2. Kieron Gillen (Warhammer: Crown Of Destruction, The Wicked + The Divine) billed this as a state of the nation of superhero comics and well…Peter Cannon: Thunderbolt #1 (January 2019) is a superhero comic in the vein of the Authority (May 1999), with a lot of nods to Watchmen (September 1986). If he truly believes this is state of the art, the superhero genre’s in a grim spot.
3. Pretend I wrote something withering about all the Watchmen references to distract you from the fact that I missed the two obvious nods on the first page. Watchmen #12 started with dead bodies, Peter Cannon: Thunderbolt #1 starts with a single dead body, with a bloodstain across his face that mimics the Watchmen logo. I have a keen grasp of the obvious.
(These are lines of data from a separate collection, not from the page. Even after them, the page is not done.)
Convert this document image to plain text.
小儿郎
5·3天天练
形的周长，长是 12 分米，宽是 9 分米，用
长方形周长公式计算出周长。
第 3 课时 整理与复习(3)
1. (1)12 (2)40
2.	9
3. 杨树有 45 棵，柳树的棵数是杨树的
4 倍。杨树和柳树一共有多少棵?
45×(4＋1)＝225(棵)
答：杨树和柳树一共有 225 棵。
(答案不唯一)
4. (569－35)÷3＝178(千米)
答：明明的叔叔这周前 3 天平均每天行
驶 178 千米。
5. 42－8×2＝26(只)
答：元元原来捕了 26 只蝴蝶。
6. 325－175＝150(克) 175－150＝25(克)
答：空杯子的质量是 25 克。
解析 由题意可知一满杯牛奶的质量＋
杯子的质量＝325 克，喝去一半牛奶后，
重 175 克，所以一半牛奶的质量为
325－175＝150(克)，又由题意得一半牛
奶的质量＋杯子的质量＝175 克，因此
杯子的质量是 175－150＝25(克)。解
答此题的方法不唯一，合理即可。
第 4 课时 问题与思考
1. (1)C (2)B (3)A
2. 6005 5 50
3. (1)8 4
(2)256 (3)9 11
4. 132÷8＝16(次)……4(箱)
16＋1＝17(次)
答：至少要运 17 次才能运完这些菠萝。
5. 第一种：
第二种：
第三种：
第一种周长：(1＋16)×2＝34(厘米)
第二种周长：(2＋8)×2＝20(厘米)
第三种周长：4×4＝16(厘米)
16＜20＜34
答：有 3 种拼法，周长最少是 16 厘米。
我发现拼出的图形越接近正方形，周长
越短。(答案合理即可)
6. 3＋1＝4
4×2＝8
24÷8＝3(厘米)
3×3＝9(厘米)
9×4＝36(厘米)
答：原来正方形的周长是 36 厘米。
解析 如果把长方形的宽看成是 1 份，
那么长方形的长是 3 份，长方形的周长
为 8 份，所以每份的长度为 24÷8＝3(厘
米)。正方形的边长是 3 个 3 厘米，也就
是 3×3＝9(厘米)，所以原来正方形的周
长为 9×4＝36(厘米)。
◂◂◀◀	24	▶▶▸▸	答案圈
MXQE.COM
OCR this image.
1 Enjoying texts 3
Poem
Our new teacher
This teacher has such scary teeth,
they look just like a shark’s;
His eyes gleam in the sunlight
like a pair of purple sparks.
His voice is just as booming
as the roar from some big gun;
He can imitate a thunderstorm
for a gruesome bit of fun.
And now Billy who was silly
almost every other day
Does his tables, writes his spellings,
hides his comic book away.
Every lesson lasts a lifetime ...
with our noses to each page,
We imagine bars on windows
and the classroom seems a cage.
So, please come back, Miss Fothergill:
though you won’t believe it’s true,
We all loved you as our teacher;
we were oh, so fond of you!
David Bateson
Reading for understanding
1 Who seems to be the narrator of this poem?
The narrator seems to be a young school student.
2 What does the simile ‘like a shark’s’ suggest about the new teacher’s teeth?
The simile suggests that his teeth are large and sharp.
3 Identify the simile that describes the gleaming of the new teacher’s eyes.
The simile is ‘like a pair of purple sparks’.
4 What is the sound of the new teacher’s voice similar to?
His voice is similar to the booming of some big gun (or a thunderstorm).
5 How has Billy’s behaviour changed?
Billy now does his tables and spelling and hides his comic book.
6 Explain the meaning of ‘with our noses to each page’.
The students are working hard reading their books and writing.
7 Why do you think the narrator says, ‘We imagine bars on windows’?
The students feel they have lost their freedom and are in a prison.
4. The protagonist Peter Cannon’s “a prick”, but that’s less accurate than a hyper-intelligent child throwing a tantrum over that he can’t save his preferred group of people from Independence Day’s flying saucer (July 1996). I’m supposed to feel Cannon’s distance from the culture he’s in, but instead I just feel contempt for him.
He’s allegedly the caretaker of a lost civilization’s incredible knowledge and power, contained in the basement of his palatial estate, all of which goes up in smoke if the scrolls they’re contained on get evaporated by said flying saucer. But he must consult the scrolls to care. If he takes protecting the lost civilization’s memory seriously, their memory’s now tied inextricably to the culture he’s currently in. (Or, if it’s a test, then Cannon decided to preen while people died around him. Not much better.)
5. At bottom, Peter Cannon: Thunderbolt #1 doesn’t feel state of the art. In practice, it’s a bunch of fun meta silliness (using the character who became Ozymandias that Alan Moore added to the off-brand Charleton universe of Watchmen) that adds up to less than the sum of its parts. I don’t care about Peter Cannon, and the only characters I do care about are the supporting cast. Speaking of which, Gillen gets his at least one minigun in a series out of the way in the first issue.
6. Peter Cannon: Thunderbolt #1 is a comic carefully made by professionals doing good work. There’s pleasure in the “do you see what I’m doing here?” metatextual games, but that’s as far as I connect with it.